What do you guys do about the snails you find in your tanks after putting in plants? Do you leave them in or will that result in a manifestation of the little critters?


----------



## James0816 (Jun 19, 2009)

Depends on you. Do you like them? If so...keep em. If not...remove them now before they get overwhelming.

Either way....if they are pond snails as I suspect they are, they will quickly take over if you let them. You can pick them out when their numbers get large to help control the population.


----------



## JIM (May 27, 2009)

*Some snails are very beneficial in your tank by way of removing algae, but as is mentioned can become overwhelming. Se if you can figure out what type they are, then do a little research, It could be you might decide to let them stay awhile *


----------



## Saprobic (Nov 14, 2008)

If you like having some snails but don't want them to take over I have had some success in the past by introduction of snail predators. Depending on what type of tank you have there are some options. I have used round gobies (an invasive species here that is easy to get but I am unsure about the legality of keeping them), crayfish (very cool critters but will try to eat your fish and will occasionally succeed). There are also a host of very attractive fish that can used to feed on snails. Such as 
Many types of cichlids and discus (Do some research here there are hundreds of them). 
Puffers
Betas
Clown loaches
There are tons more but thats all I can remember off the top of my head right now. 
Oh and if your going to go this route you need to make sure the fish are a litle hungry. Too much prepared food will often make them lazy and they will not touch the snails. 

Good luck.


----------



## jbrianchamberlin (Aug 31, 2009)

Thanks. I love clown loaches so I'll probably get a couple of them once I know my water is okay.


----------



## James0816 (Jun 19, 2009)

jbrianchamberlin said:


> Thanks. I love clown loaches so I'll probably get a couple of them once I know my water is okay.

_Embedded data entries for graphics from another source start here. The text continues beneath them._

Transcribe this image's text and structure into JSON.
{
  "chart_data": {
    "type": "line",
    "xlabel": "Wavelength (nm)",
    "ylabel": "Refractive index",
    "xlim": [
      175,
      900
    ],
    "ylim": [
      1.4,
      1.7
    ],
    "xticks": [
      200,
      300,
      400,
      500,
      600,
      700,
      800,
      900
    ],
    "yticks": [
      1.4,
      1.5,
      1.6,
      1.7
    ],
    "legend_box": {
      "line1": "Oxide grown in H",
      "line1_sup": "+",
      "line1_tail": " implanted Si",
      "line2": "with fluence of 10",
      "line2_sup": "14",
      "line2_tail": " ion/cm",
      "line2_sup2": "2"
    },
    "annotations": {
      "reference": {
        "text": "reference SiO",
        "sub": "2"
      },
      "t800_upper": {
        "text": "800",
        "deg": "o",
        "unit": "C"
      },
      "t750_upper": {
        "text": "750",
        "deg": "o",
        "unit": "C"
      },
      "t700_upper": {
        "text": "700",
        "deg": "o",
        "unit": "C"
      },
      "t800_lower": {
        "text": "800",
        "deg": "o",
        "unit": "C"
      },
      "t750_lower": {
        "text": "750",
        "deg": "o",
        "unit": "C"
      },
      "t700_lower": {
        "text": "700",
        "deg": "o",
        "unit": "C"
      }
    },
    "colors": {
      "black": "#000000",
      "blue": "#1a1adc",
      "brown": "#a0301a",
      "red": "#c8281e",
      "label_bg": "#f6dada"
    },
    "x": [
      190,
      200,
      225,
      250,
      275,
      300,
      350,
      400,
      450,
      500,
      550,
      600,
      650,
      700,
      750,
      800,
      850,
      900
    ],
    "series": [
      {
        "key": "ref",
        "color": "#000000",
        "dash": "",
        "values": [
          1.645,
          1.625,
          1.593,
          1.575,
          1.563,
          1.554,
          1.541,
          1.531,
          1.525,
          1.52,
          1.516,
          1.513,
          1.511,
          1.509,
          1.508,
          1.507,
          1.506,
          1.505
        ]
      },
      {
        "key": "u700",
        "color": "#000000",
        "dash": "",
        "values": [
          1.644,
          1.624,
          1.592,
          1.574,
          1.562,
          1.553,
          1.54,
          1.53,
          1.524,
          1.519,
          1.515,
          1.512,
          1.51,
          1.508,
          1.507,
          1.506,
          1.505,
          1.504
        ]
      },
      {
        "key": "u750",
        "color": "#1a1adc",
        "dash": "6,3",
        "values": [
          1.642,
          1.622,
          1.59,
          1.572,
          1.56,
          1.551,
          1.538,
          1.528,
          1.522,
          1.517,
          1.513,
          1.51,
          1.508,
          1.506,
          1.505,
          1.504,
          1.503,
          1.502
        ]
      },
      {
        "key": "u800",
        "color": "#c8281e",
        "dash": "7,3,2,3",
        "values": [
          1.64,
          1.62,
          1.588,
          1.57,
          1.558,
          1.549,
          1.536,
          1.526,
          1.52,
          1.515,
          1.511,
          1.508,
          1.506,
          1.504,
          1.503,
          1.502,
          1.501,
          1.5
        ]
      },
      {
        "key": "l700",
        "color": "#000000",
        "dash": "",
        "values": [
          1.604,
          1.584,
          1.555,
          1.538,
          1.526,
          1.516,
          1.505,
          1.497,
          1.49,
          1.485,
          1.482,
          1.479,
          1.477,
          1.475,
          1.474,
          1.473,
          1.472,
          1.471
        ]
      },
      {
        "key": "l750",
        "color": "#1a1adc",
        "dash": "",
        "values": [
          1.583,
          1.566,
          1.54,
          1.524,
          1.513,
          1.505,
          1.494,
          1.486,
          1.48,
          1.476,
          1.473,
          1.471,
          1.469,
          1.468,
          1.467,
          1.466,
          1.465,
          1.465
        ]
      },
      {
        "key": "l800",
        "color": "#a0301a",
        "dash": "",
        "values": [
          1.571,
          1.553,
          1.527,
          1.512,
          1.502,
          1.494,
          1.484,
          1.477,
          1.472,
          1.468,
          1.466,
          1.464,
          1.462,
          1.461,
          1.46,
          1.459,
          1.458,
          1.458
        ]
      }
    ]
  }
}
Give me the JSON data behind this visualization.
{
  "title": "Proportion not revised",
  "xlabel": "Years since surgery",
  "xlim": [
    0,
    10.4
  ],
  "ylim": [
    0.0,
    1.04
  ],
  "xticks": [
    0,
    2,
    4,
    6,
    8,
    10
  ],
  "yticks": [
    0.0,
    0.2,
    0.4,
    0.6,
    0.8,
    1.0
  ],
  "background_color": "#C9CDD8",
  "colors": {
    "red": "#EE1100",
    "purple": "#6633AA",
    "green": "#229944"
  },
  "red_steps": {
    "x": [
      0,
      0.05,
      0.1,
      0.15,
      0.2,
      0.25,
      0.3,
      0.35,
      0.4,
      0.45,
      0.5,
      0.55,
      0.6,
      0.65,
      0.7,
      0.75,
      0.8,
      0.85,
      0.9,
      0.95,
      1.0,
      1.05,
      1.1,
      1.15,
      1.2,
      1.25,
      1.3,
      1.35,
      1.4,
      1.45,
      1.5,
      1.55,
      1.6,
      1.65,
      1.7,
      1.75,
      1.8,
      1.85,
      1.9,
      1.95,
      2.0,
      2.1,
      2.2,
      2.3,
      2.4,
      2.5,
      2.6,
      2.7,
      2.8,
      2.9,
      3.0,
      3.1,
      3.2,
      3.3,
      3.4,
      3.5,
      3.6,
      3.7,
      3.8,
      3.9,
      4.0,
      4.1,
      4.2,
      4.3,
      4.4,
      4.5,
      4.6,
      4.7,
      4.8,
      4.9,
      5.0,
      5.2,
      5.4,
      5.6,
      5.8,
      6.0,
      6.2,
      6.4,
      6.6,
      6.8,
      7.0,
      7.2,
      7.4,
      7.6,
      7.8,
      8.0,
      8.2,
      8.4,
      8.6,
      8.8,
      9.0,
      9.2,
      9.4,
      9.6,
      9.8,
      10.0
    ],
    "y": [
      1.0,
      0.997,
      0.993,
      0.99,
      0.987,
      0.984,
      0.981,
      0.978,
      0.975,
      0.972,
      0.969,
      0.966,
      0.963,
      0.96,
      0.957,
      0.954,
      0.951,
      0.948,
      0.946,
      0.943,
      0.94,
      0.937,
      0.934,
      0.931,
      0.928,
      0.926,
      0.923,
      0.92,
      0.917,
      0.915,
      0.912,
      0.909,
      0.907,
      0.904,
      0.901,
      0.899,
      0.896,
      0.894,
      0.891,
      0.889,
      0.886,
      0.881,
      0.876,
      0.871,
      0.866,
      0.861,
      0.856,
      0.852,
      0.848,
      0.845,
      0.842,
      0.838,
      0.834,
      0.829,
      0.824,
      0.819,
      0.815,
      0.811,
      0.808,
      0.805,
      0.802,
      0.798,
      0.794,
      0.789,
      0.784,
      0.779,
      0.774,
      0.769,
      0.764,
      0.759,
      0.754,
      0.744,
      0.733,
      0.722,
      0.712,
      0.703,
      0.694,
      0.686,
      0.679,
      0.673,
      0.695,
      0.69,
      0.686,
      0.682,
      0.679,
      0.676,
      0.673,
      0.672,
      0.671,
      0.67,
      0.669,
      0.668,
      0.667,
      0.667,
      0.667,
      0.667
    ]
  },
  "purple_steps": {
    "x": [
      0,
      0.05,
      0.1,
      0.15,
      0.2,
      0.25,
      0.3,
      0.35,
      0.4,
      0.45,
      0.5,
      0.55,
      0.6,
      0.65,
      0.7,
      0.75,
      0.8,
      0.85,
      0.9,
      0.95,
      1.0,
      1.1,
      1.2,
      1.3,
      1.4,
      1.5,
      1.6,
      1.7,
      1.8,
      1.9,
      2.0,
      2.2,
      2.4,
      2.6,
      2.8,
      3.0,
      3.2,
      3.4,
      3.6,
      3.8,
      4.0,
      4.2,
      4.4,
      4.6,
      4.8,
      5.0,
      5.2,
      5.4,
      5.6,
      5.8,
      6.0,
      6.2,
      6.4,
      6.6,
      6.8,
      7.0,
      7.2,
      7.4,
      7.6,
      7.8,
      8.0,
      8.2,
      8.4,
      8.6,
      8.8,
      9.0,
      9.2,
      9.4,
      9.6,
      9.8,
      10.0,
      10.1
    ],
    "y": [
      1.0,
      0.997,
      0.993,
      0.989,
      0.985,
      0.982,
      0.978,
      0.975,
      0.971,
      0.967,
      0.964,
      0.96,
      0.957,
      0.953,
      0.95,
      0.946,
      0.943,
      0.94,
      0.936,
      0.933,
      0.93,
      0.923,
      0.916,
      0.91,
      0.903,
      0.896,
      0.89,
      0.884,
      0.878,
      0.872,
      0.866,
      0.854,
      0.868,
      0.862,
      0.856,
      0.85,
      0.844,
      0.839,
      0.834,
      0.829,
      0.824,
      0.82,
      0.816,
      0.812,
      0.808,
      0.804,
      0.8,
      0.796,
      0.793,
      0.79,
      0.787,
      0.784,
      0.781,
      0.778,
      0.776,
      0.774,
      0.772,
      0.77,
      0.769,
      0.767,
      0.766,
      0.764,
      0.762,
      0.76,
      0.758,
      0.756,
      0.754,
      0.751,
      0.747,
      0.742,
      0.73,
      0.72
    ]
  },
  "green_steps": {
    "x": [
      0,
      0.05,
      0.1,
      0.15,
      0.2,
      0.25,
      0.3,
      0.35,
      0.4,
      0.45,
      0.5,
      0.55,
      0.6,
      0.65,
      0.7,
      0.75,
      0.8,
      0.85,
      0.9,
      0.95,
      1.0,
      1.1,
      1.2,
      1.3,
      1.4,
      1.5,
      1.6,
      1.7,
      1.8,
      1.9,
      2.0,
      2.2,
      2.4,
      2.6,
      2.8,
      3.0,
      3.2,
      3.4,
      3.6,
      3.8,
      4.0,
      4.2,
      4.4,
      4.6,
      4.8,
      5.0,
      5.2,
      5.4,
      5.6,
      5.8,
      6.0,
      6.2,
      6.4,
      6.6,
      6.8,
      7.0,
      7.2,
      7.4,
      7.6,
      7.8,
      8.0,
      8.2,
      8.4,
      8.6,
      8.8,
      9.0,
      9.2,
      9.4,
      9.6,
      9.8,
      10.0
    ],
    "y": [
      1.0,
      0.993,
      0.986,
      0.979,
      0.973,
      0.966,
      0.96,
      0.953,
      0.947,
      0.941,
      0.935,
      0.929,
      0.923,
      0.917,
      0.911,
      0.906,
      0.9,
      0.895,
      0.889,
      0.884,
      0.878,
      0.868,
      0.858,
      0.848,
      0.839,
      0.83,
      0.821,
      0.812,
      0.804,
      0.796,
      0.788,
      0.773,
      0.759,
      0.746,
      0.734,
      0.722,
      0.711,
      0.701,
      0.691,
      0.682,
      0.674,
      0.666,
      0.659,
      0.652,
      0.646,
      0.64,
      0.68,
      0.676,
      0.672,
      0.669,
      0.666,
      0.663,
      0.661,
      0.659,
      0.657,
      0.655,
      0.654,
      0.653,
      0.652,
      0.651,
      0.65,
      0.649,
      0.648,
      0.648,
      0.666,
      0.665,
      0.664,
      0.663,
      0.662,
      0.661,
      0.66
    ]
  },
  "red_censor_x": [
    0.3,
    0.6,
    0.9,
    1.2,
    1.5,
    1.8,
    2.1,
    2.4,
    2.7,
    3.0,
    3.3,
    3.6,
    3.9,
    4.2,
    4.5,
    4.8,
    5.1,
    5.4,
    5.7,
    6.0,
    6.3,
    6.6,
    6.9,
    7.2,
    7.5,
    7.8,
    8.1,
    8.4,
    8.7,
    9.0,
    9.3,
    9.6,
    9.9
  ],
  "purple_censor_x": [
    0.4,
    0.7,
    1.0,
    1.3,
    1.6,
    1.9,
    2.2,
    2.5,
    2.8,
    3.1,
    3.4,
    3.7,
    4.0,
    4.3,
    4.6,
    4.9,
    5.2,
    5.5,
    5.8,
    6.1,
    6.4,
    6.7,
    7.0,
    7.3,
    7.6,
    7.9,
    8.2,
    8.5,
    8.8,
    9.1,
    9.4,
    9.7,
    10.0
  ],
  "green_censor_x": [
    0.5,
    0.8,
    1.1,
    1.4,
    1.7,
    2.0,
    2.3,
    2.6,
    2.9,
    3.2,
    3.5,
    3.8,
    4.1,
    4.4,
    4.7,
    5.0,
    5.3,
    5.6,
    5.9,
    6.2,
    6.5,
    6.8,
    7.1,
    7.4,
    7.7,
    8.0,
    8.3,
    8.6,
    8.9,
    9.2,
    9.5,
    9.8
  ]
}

just ensure to have the proper size and maintained tank for these guys.


----------



## jbrianchamberlin (Aug 31, 2009)

Yeah, I probably can't get them. I have a 75... that's not really big enough for 2 or 3 of them.


----------



## cichlidkeeper (Jul 13, 2009)

i had some clown loaches for this problem, they rid the tank of them in a hurry.


----------



## susankat (Nov 15, 2008)

There are yoyo loaches that can fit into the 75 and do pretty good at eating snails. They usually max out at 4 inches and you can have 3 or 4 in the tank.


----------



## James0816 (Jun 19, 2009)

an army of DPs would do the trick. *Glasses*

Can you imagine what say about 10 of these guys would be like in a 75g? *n1


----------



## susankat (Nov 15, 2008)

Yeah, but what else would you put in there? They aren't exactly fish friendly.


----------



## James0816 (Jun 19, 2009)

put snails in there.


----------